Sheri Hinchey from the Tripler Army Medical Center in Honolulu and Jeffrey Jackson from the Zablocki VA Medical Center in Milwaukee, are the two researchers who led this study, and they say that, in the short-term, a negative patient-clinician encounter has a negative impact on patients' health outcomes.
The study involved 750 adults who attended a primary care walk-in clinic.
Before the consult, the patients' symptoms were assessed, as well as their expectations, general health, physical, social and emotional functioning, and whether or not they had any mental disorders.
Right after their visit, they were asked whether they were satisfied with the consultation, if they had any unmet expectations and whether or not they trusted the doctor.
Two weeks later, the patients' symptoms were checked again, but this time, clinicians were also asked to rate the difficulty of every encounter.
The results showed that 18% of patients were perceived as difficult by the doctors, and they were also less likely to trust or to be satisfied with their physician.
This can only mean that both patients and doctors contributed to these 'difficult' encounters.

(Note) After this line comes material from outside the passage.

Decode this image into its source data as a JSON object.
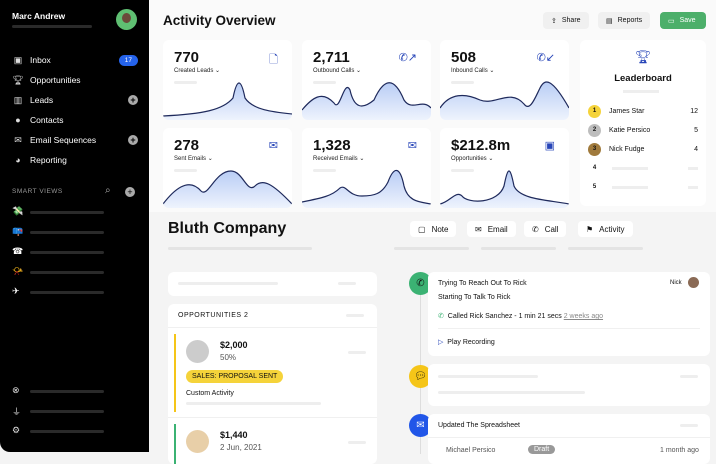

As a result, 'difficult' patients had more symptoms, worse functional status, used the clinic more frequently and were more likely to have an underlying psychiatric disorder, than non-difficult patients.
Clinicians who were more communicative and more open, as well as those with more experience, reported fewer difficult encounters.
The 'difficult' patients are also more likely to report worse symptoms two weeks after the consultation.
This new study is different from all previous research because the majority of studies to date, focused on patient characteristics alone.
Hinchey and Jackson wanted to see the fuller picture, and this is why they took into account both patient and clinician factors, as well as the impact of 'difficult' encounters on patient health outcomes.
Their work has just been published online in the Journal of General Internal Medicine.